Has anyone ever tried spotted gar in their pond as a means to control overpopulation and stunting of the preferred gamefish?

This is certainly another one of my "crazy" ideas, but I don't see the flaw (yet).

(I can get mature spotted gar from our creek, just by using a bit of frayed nylon rope as the lure. Spotted gar side-strike their prey, and then throw it down their gullet a little later. Kind of like how a heron eats small fish.)

Many of the articles on spotted gar describe them as "voracious predators". However, despite the appearance of their long, toothy snouts, their gape widths are very small for a fish that is 36" long.
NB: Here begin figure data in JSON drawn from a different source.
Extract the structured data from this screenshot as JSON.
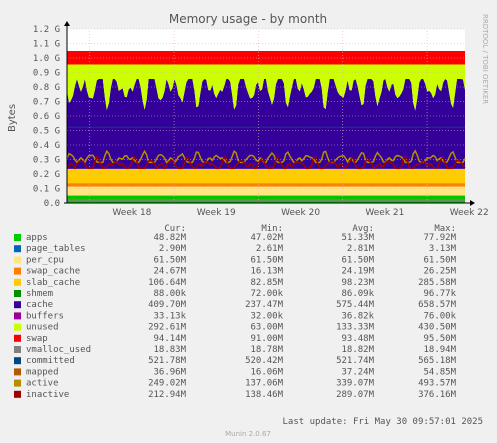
{
  "chart_data": {
    "type": "area",
    "title": "Memory usage - by month",
    "ylabel": "Bytes",
    "side_label": "RRDTOOL / TOBI OETIKER",
    "ylim": [
      0,
      1.2
    ],
    "yunit": "G",
    "yticks": [
      "0.0",
      "0.1 G",
      "0.2 G",
      "0.3 G",
      "0.4 G",
      "0.5 G",
      "0.6 G",
      "0.7 G",
      "0.8 G",
      "0.9 G",
      "1.0 G",
      "1.1 G",
      "1.2 G"
    ],
    "xticks": [
      "Week 18",
      "Week 19",
      "Week 20",
      "Week 21",
      "Week 22"
    ],
    "grid": true,
    "legend_header": [
      "Cur:",
      "Min:",
      "Avg:",
      "Max:"
    ],
    "series": [
      {
        "name": "apps",
        "color": "#00cc00",
        "cur": "48.82M",
        "min": "47.02M",
        "avg": "51.33M",
        "max": "77.92M"
      },
      {
        "name": "page_tables",
        "color": "#0066b3",
        "cur": "2.90M",
        "min": "2.61M",
        "avg": "2.81M",
        "max": "3.13M"
      },
      {
        "name": "per_cpu",
        "color": "#ffe680",
        "cur": "61.50M",
        "min": "61.50M",
        "avg": "61.50M",
        "max": "61.50M"
      },
      {
        "name": "swap_cache",
        "color": "#ff8000",
        "cur": "24.67M",
        "min": "16.13M",
        "avg": "24.19M",
        "max": "26.25M"
      },
      {
        "name": "slab_cache",
        "color": "#ffcc00",
        "cur": "106.64M",
        "min": "82.85M",
        "avg": "98.23M",
        "max": "285.58M"
      },
      {
        "name": "shmem",
        "color": "#008f00",
        "cur": "88.00k",
        "min": "72.00k",
        "avg": "86.09k",
        "max": "96.77k"
      },
      {
        "name": "cache",
        "color": "#330099",
        "cur": "409.70M",
        "min": "237.47M",
        "avg": "575.44M",
        "max": "658.57M"
      },
      {
        "name": "buffers",
        "color": "#990099",
        "cur": "33.13k",
        "min": "32.00k",
        "avg": "36.82k",
        "max": "76.00k"
      },
      {
        "name": "unused",
        "color": "#ccff00",
        "cur": "292.61M",
        "min": "63.00M",
        "avg": "133.33M",
        "max": "430.50M"
      },
      {
        "name": "swap",
        "color": "#ff0000",
        "cur": "94.14M",
        "min": "91.00M",
        "avg": "93.48M",
        "max": "95.50M"
      },
      {
        "name": "vmalloc_used",
        "color": "#808080",
        "cur": "18.83M",
        "min": "18.78M",
        "avg": "18.82M",
        "max": "18.94M"
      },
      {
        "name": "committed",
        "color": "#00487d",
        "cur": "521.78M",
        "min": "520.42M",
        "avg": "521.74M",
        "max": "565.18M"
      },
      {
        "name": "mapped",
        "color": "#b35a00",
        "cur": "36.96M",
        "min": "16.06M",
        "avg": "37.24M",
        "max": "54.85M"
      },
      {
        "name": "active",
        "color": "#b38f00",
        "cur": "249.02M",
        "min": "137.06M",
        "avg": "339.07M",
        "max": "493.57M"
      },
      {
        "name": "inactive",
        "color": "#a00000",
        "cur": "212.94M",
        "min": "138.46M",
        "avg": "289.07M",
        "max": "376.16M"
      }
    ],
    "last_update": "Last update:  Fri May 30 09:57:01 2025",
    "footer": "Munin 2.0.67"
  }
}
Their size is also strongly sexually dimorphic, with the mature females be significantly larger. I have observed a bimodal size distribution in our creek when the spotted gar are abundant. I think it might be possible to have a single-sex pond of spotted gars - and you could therefore strictly control the amount of gar predation.

Ideas

Could you use spotted gars to control reproduction in a pond where the channel catfish are pellet fed? I am envisioning the gars eating fingerling catfish, but being unable to consume the larger catfish. The pellet calories would then be distributed mostly to your "game" CCs, rather than the small fry.

Likewise, would the gar be effective in a crappie pond. It would be nice if the gar would decimate the population of small crappie, but leave the larger crappie alone. I think the key here would be a good food source for the crappie. Would it be possible to have an ongoing population of some smaller forage (Gambusia?), that is too small to be targeted by the gars, but an abundant food source for the crappie? It might be much easier to keep an abundant minnow/shiner population - if there are no small crappie consuming a portion of that limited resource.

Further, consider a scenario where it is impossible to keep enough standing weight of forage in the pond for your large crappie. You could add BG so the crappie could forage on the supply of small sunfish. If the crappie wipe out a portion of the small BG, and the gars wipe out a portion of the medium BG, would it be possible to have a trophy crappie and trophy BG pond?

I am sure I am wrong (or it is WAY more difficult than I have implied), or it would have been done before! However, if anyone has any good data, or even random musings, then I would like to hear about any experiments deliberately (or accidentally) using spotted gar as a pond management tool.

The most likely problems I can think of:

1.) The gar are more efficient than your gamefish at consuming the forage intended for your gamefish.

2.) Despite their small mouth gape, mature spotted gars DO NOT only consume small prey. Are they capable of killing a trophy bass or large catfish with many small strikes and then consuming the larger fish in a series of tiny bites? (Like a pod of orcas eating a whale?)